Representation of a customer profile and their products of interest (INTERESTED_IN relationship)
If you have purchased the same products as ten other people, you join their “tribe.” The system then identifies what your tribe buys most frequently to recommend it to you.
Anti-Duplicate Intelligence
Nothing is more frustrating than a useless recommendation. I integrated a safety layer to avoid redundant suggestions.
- Example: If you are viewing a 30-capsule format of a supplement, the engine understands that suggesting the 60-capsule version is not a helpful recommendation, but a duplicate. It filters it out to suggest a more relevant complementary product.
Performance: 19 Milliseconds
This is where the choice of a graph database truly shines. Thanks to the pre-calculation of affinity links in RAM, recommendation queries execute in an average of 19 ms locally. This provides near-instant responsiveness for the end-user.
The Problem: “Common Product” Noise
During early testing, reusable bags or basic utility items created links between almost every customer, completely skewing the relevance of recommendations.
The Solution: Analytics Service
I implemented a filtering service that identifies the top 1% of sales.
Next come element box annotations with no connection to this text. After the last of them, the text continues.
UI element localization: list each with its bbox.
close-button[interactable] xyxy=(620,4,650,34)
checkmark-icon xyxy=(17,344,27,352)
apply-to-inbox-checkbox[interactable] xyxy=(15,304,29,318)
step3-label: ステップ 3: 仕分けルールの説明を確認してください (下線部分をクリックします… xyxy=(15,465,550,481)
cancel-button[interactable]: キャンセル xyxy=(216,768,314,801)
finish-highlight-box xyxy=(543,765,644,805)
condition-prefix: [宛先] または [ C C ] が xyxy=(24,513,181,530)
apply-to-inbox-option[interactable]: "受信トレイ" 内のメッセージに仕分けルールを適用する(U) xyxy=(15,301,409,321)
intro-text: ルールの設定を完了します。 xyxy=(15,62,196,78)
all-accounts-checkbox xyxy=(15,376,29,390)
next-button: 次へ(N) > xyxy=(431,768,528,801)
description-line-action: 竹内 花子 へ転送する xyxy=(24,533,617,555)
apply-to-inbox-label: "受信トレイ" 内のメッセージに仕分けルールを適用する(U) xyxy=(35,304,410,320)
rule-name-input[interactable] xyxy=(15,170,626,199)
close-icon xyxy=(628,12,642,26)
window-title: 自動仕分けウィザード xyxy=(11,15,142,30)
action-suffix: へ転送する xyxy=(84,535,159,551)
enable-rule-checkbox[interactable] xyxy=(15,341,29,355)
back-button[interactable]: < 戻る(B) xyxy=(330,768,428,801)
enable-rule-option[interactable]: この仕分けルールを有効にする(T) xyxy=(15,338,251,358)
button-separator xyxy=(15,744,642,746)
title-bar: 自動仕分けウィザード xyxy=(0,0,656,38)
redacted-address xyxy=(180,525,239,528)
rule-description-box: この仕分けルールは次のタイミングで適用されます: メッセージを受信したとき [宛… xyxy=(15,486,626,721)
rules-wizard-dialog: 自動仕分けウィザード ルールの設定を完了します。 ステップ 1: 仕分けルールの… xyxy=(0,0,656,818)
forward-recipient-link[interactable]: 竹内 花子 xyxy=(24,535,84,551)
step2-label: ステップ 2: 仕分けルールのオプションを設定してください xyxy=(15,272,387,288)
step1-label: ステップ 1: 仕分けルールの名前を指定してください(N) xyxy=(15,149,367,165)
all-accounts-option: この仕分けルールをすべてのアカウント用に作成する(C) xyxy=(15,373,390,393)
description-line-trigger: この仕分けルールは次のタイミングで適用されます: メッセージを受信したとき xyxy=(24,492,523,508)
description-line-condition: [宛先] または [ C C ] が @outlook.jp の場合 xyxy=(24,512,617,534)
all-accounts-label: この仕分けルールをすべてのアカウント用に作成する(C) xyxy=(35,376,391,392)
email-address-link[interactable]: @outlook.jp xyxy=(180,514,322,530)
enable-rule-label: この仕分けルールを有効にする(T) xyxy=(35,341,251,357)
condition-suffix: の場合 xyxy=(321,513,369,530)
These products are assigned a special CommonProduct label and are excluded from similarity calculations to ensure that recommendations are based on genuine interests rather than necessity purchases.
Lessons Learned
- Cypher Query Power: Discovering Neo4j’s query language allowed me to replace hundreds of lines of procedural code with a single graph traversal query.
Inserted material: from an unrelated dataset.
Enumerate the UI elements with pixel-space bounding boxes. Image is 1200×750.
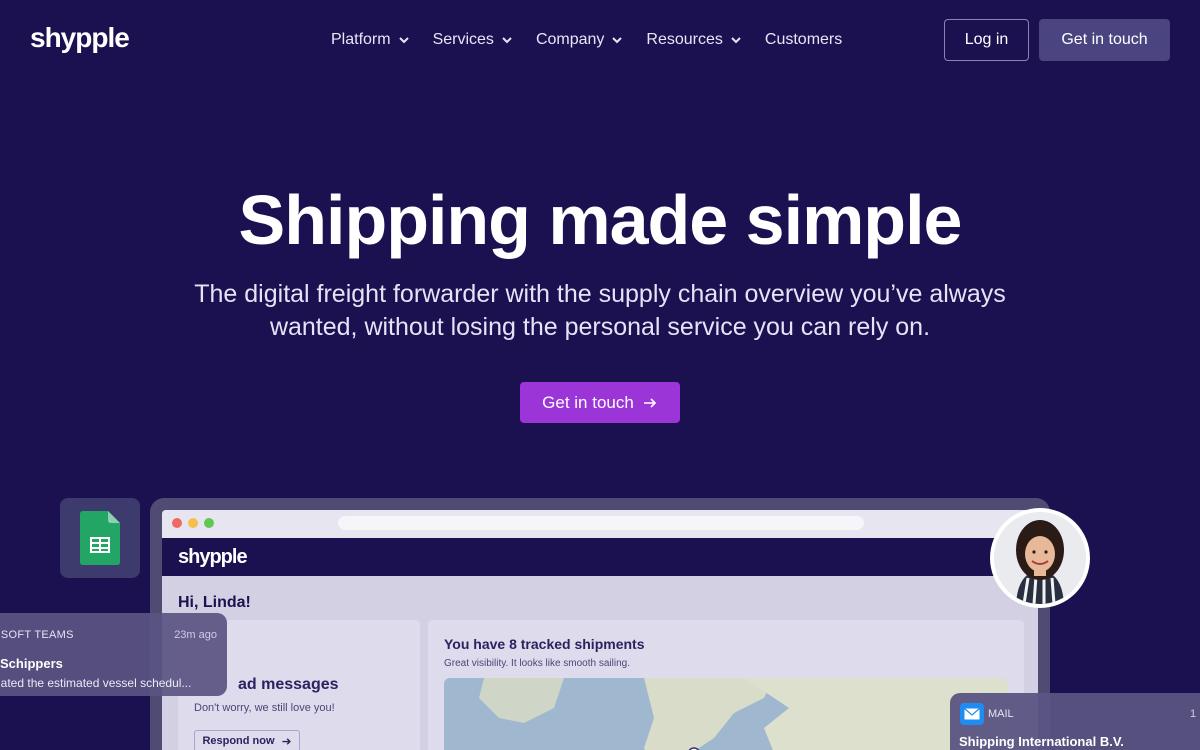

- In-Memory Performance: Using Pandas to orchestrate data between two databases (MySQL and Neo4j) was an excellent exercise in memory optimization.
- Layered Architecture: The strict decoupling between Migrators, Services, and Repositories makes the engine easy to maintain and evolve.
This project demonstrated that data structure is just as vital as the algorithm itself. By shifting from a “table” logic to a “relationship” logic, complex problems become radically simpler. I also learned to use specialized tools like GraphAware and GDS to turn a simple graph into a powerful predictive intelligence tool.
Retrospective
This Proof of Concept (PoC) validates the technical feasibility of the graph-based approach. For a full-scale production deployment, the next step would be automating the analytical cycle to integrate new purchase behaviors in real-time via periodic calculation refreshes.